Legal Reasoning: What Is It?
By Jacob A. Stein
The work of deciding cases goes on every day in hundreds of courts throughout the land. Any judge, one might suppose, would find it easy to describe the process which he had followed a thousand times and more. Nothing could be farther from the truth. Let some intelligent layman ask him to explain: he will not go very far before taking refuge in the excuse that the language of craftsmen is unintelligible to those untutored in the craft. —Benjamin N. Cardozo
The briber and the bribee are indicted and tried together. The bribee is acquitted and the briber is convicted. There is something wrong here. It is illogical. Nevertheless, the court affirms, citing cases that jury verdicts need not be logical, or explainable on any logical basis.
The method of reasoning that juries use to reach a verdict is not something that the law is interested in putting under a microscope, a telescope, or a colonoscope. The verdict represents the cumulative effect, great or small, of the evidence, the appearance of the witnesses, the lawyers (some say even the color of the clothes the lawyers wear is crucial), the stirring closing arguments employing striking phrases, romantic metaphors, biblical proverbs, frequent references to common sense, the court’s instruction, and the life experiences of each juror.
Is the verdict the product of something called jury reasoning? Is it different from the reasoning of judges and lawyers? Is there such a thing as legal reasoning?
Law schools choose not to confront the subject. The law schools I know of offer no course in legal reasoning. It is something that is best picked up along the way as a collateral benefit derived from reading cases and statutes. Law students and lawyers, when asked to give a definition of legal reasoning, respond with a long pause.
At one time I had a stack permit that gave me the right to roam at will the stacks of the Library of Congress law division. In my wanderings up and down the aisles, I noticed odd-looking books whose titles indicated that the author believed that legal reasoning was pure deductive logic. It was asserted that the elementary laws that control human relations are discoverable by the methods used in the natural sciences. This is the true path to the knowledge that unifies torts, contracts, and the criminal law. I was young at the time and I was drawn to such books because I, too, wanted legal reasoning elevated to that level. Each of these books was privately printed and always in the first edition.
Here is a typical quotation:
The system of pleading as worked out with such completeness by the common law, and accepted with but slight modification by modern codes, is at bottom no more than a plan by which an action at law is put upon a syllogistic basis.
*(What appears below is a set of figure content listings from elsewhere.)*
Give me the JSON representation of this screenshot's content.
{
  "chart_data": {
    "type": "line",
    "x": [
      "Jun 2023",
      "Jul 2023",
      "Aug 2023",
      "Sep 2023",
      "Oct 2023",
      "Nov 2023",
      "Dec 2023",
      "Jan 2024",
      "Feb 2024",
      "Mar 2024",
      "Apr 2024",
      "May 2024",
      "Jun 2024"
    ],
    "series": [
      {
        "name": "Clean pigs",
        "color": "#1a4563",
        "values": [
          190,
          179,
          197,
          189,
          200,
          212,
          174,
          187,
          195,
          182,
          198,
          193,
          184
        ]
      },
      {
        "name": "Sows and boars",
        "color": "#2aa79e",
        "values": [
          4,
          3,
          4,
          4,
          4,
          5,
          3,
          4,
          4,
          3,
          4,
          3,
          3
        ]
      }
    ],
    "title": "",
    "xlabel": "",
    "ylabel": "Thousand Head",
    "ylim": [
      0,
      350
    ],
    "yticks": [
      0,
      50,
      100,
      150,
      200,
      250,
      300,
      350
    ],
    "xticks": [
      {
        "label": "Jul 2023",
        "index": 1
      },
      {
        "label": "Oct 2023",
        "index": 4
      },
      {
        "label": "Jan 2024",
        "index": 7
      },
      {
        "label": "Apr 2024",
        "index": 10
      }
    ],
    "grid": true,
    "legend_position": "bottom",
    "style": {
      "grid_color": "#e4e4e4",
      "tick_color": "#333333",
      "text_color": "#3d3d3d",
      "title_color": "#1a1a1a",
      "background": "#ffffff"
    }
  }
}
Each pleading in succession shifts the material of the syllogism until the fact in issue, be it a legal fact or a natural fact, is affirmed on one side and denied on the other. The final antithesis represents the premises of the syllogism which will determine the solution of the case.
Common law pleading, with all its pretensions to formal logic and scientific certitude, was swept away with the enactment of the Federal Rules of Civil Procedure. Long before this Oliver Wendell Holmes Jr. had decided that formal logic, with its use of the major premise and the minor premise and the impressive ergo, has little to do with deciding real cases. Law, like everything else in life, is tentative. It does not deal in absolutes. Even if it did, it would cause a lot of trouble. Those who think they are absolutely correct are the kind of people who fight a war with others who think they are absolutely correct.
As far as Holmes was concerned, the legal process is not particularly good at getting at truth. Five to four is good enough. The law’s job is to settle real disputes as best it can, and the best way to do it often requires a dose of illogicality.
Albert W. Alschuler, a professor at the University of Chicago Law School, in a recent Holmes biography, says that Holmes injected a poisonous skepticism into American law. Holmes did not believe in a divinely imposed distinction between right and wrong. Alschuler declares that Holmes bears some of the blame for the present acceptance of relativity in all human conduct, a relativity that discourages discipline.
There is another recent book that describes Holmes’s philosophical views on legal reasoning. It is titled The Metaphysical Club by Louis Menand. Menand, although not a lawyer, writes concisely and clearly concerning Holmes and legal reasoning. The next time someone has the audacity to ask you to define legal reasoning, you might repeat Louis Menand’s definition:
Jurisprudential theories, like theories of literary criticism or historical methodologies, are generally categorized according to the element of their subjects they take to be essential. A legal theory that stresses the logical consistency of judicial opinions is called formalist; a theory that emphasizes their social consequences is called utilitarian; a theory that regards them as reflections of the circumstances in which they were written is called historicist. The problem with all such theories is that they single out one aspect of the law as the essential aspect. It was Holmes’s genius as a philosopher to see that the law has no essential aspect.
Now back to the briber and the bribee. Was the jury verdict really all that bad? After the verdict a few of the jurors were interviewed. The evidence, as the case unfolded, made it clear that the briber used his position of power to extort the bribe. The verdict that appeared illogical, on reflection, had a respectable informal jury logic of its own. Holmes may have liked it.